The plaintiffs' § 1983 claims are dismissed, without leave to amend because amendment would be futile.
C. The Claim of Denial Access to the Courts
Prisoners have a constitutional right to access the courts. Boundsv. Smith, 430U.S. 817,821 (1977); Jones v. Greninger, 188 F.3d 322, 325 (5th Cir. 1999). This is not "an abstract, freestanding right to a law library or legal assistance." Lewis v. Casey, 518 U.S. 343, 351 (1996). "[M]eaningful access to the courts is the touchstone." Id. (internal quotation marks and citation omitted). A claim of denial of access to courts requires a claim of actual injury. Id. at 349-52; see also Christopher v. Harbury, 536 U.S. 403, 415 (2002). "[B]efore a prisoner may prevail on a claim that his constitutional right of access to the courts was violated, he must demonstrate 'that his position as a litigant was prejudiced by his denial of access to the courts.'" McDonald v. Steward, 132 F.3d 225, 230-31 (5th Cir. 1998) (citation omitted); see also Lewis , 518 U.S. at 351. The complaint must plead facts showing: (1) "the underlying cause of action, whether anticipated or lost"; and (2) "the official acts frustrating the litigation." Id. Because the access-to-courts right is ancillary to the underlying claim, that claim must be described in the complaint as though it were being independently pursued. The plaintiff must describe the predicate claim well enough to show that it is not frivolous and supported by more than hope. Harbury, 536 U.S. at 416.

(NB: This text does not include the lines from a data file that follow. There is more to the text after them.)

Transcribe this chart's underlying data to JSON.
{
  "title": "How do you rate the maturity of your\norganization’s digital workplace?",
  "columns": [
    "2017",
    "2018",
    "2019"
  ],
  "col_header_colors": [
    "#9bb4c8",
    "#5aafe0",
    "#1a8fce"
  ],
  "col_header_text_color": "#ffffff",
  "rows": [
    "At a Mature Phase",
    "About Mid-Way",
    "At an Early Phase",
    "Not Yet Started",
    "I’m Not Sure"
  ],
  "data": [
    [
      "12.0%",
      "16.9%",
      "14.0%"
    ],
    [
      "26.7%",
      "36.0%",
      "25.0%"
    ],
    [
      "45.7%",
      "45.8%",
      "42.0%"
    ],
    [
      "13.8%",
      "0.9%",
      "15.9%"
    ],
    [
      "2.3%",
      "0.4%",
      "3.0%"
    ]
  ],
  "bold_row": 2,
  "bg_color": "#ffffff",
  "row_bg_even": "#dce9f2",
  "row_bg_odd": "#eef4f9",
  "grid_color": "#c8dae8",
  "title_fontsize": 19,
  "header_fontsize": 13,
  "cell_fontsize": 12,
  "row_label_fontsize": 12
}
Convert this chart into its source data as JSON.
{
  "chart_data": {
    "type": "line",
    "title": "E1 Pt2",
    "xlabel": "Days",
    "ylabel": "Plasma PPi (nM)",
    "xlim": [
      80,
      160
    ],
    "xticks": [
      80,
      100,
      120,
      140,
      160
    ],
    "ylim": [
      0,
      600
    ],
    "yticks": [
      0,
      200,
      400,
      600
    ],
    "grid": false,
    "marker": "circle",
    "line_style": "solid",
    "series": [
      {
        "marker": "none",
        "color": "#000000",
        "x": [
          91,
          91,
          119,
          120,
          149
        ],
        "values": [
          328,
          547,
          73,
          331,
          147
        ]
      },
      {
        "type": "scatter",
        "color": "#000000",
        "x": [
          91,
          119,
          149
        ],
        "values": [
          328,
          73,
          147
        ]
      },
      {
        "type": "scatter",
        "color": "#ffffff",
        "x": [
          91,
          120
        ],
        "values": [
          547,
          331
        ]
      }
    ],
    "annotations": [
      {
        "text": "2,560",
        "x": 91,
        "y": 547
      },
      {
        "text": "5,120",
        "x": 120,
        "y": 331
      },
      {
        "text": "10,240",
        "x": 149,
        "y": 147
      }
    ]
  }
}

The plaintiffs allege in their complaint that John Gray has been denied "free and open access to the federal or state courts." (Docket Entry No. 1 at ¶ 22). In their response to the motion to dismiss, the plaintiffs allege that the defendants restricted John Gray's access to the courts by removing the second and third editions of federal law books from the Garza West and East law libraries, denying access to computers in the Garza East law library, refusing to purchase an electric typewriter for the prisoners, interfering with the delivery of mail relating to this case, and denying John Gray access to copy paper. But the plaintiffs do not allege facts showing that they have been prevented from filing or prosecuting any nonfrivolous lawsuit. The plaintiffs' underlying claims in this suit have been dismissed and they have identified no meritorious claim that they were prevented from asserting. See demons v. Monroe, 423 F. App'x 362 (5th Cir. 2011) ("[A]lthough interference with prison mail that prevents an inmate from 'prepar[ing] and transmit[ting] a necessary legal document to a court' does violate an inmate's constitutionally protected right of access to the courts, [the inmate] has failed to demonstrate an actual legal injury stemming from the defendants' unconstitutional conduct, that is, he has failed to demonstrate that he was prevented from raising a meritorious legal issue." (internal citation omitted)). Because the plaintiffs have identified no injury, their access-to-courts claims are dismissed, without leave to amend because amendment would be futile.
IV. Conclusion
The defendants' motion to dismiss, (Docket Entry No. 9), is granted. A dismissal order is separately entered.
SIGNED on April 27, 2015, at Houston, Texas.